BY OUR STAFF REPORTER
15 May 2006
RAS AL KHAIMAH — The Gulf Pharmaceutical Industries (Julphar) decided yesterday to increase its total capital to Dh.1 billion.
The company's Extraordinary General Assembly Meeting decided to issue 537,760,000 new shares, with the total cost of Dh. 1 for each share and Dh. 0.75 issuance fees.
Shaikh Faisal bin Saqer Al Qasimi, Chairman of the company's Board of Directors, who presided over the meeting, said: "This increase will give the company great boost to meet its future expansion plans." Besides increasing the company's paid capital, the Board of Directors has also proposed the issuance fees of the new shares at Dh. 1.75. He also added that the capital increase came as a part of the company's strategy to be one of the leading medicine manufacturer worldwide. "The world medicine market is dominated by the big companies that have big capitals and up-to-date technologies," he added.

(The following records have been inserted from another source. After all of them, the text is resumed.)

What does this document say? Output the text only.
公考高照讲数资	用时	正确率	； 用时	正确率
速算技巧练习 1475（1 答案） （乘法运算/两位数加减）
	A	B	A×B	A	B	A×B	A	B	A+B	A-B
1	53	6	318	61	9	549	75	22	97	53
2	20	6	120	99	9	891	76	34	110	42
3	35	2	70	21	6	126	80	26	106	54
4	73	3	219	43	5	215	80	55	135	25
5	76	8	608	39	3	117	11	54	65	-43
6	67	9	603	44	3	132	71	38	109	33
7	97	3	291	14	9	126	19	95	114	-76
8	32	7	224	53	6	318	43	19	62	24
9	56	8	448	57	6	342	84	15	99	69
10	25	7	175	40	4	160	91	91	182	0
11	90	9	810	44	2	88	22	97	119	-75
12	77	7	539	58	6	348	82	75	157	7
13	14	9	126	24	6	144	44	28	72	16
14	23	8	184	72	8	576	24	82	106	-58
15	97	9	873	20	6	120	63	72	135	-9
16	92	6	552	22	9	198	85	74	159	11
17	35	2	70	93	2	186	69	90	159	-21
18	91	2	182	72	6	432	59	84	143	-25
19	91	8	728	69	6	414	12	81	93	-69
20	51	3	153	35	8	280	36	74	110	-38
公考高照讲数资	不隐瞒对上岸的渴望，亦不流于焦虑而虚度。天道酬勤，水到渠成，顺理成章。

The new shares will be paid in instalments throughout the coming five years. "Shareholders are required to start paying from August 1, 2006 and end in a period not exceeding five years from this date," he added.
The first instalment would be 10 per cent of the total shares. "Each of the shareholders will not eligible to own the shares unless he pays all the dues," he said. They are also allowed to pay the total cost in one instalment. The company has earlier decided to distribute 20 per cent of its interest for the year 2005 as share dividends. The company has also managed to increase its share of the medicine market in the GCC countries to $36 million in the year 2006, with the total increase of 50 per cent compared to 2005.